Buck Mason’s Founder: Who Is He?
Sasha Koehn and Erik Schnakenberg developed Buck Mason in Los Angeles, California.
Buck Mason: What Happened After Shark Tank?
Buck Mason is still in operation, but there are no clear numbers to show how well or poorly it is doing. To be sure, their entire line of clothes is constantly evolving to provide men with more simple-yet-fashionable clothing, and they’ve even collaborated with Stetson Hats to create an exclusive line of hats for Buck Mason fans.
The clothing collection has grown to include more traditional button-down shirts, chinos, shorts, and denim, as well as “sweats” like sweatpants and other comfortable items.
Update on Buck Mason’s Shark Tank
The Shark Tank Blog is updated on a regular basis with news and follow-ups on entrepreneurs who have participated in the Shark Tank television show.
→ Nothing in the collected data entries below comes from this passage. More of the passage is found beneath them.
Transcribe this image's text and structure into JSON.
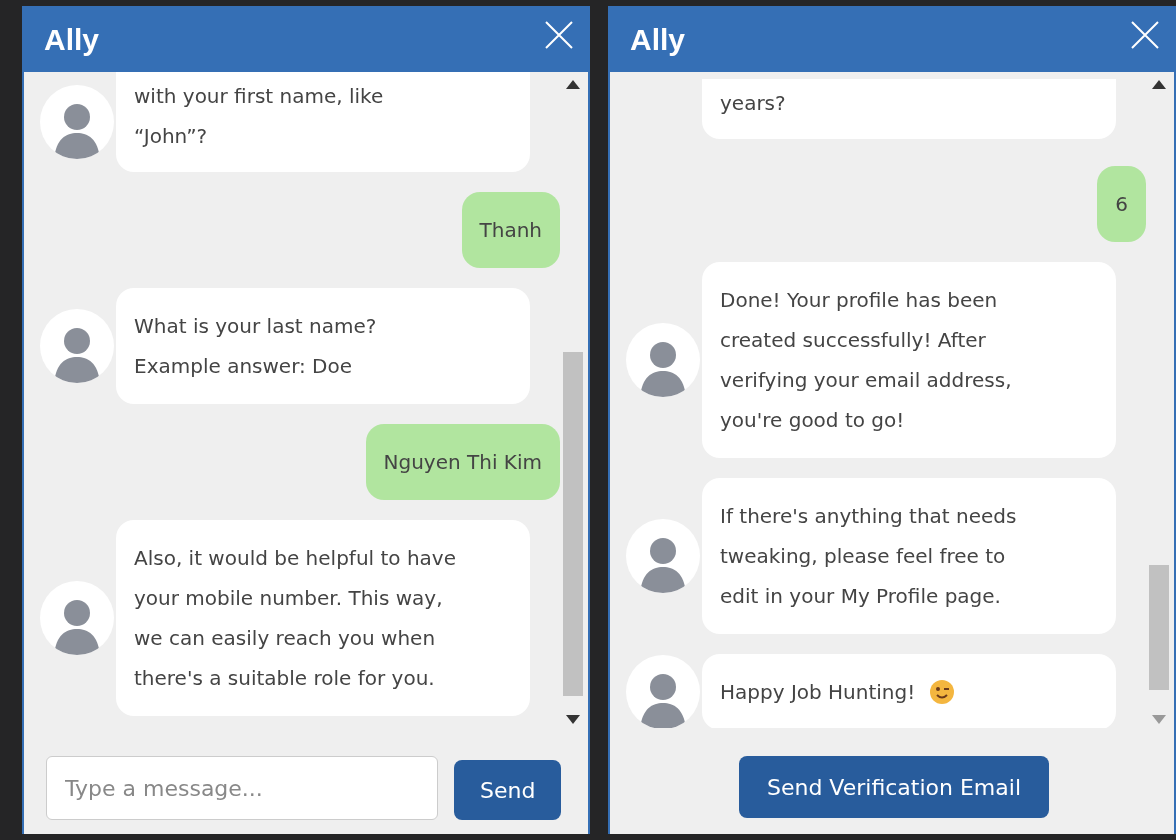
{
  "windows": [
    {
      "title": "Ally",
      "messages": [
        {
          "kind": "bot",
          "cut_top": true,
          "text": "with your first name, like\n“John”?"
        },
        {
          "kind": "user",
          "text": "Thanh"
        },
        {
          "kind": "bot",
          "text": "What is your last name?\nExample answer: Doe"
        },
        {
          "kind": "user",
          "text": "Nguyen Thi Kim"
        },
        {
          "kind": "bot",
          "text": "Also, it would be helpful to have\nyour mobile number. This way,\nwe can easily reach you when\nthere's a suitable role for you."
        }
      ],
      "footer": {
        "kind": "composer",
        "placeholder": "Type a message...",
        "button": "Send"
      }
    },
    {
      "title": "Ally",
      "messages": [
        {
          "kind": "bot",
          "cut_top": true,
          "no_avatar": true,
          "text": "years?"
        },
        {
          "kind": "user",
          "text": "6"
        },
        {
          "kind": "bot",
          "text": "Done! Your profile has been\ncreated successfully! After\nverifying your email address,\nyou're good to go!"
        },
        {
          "kind": "bot",
          "text": "If there's anything that needs\ntweaking, please feel free to\nedit in your My Profile page."
        },
        {
          "kind": "bot_wink",
          "text": "Happy Job Hunting!"
        }
      ],
      "footer": {
        "kind": "action",
        "button": "Send Verification Email"
      }
    }
  ]
}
They said they didn’t do a deal after the broadcast because they thought the firm was worth $1.5 million to $2 million and Robert’s offer was lower.
In the year following their introduction, the company increased by 20% to 100% per month. They presently have 12 retail outlets across California, New York, Austin, and Atlanta as of August 2021, with plans to open a half-dozen more in 2021. They have 18 outlets as of March 2022, with plans for three more in 2022. They opened their 19th store in May of 2022, and they plan to build three more in the summer of 2022. The company’s annual revenue is $16 million.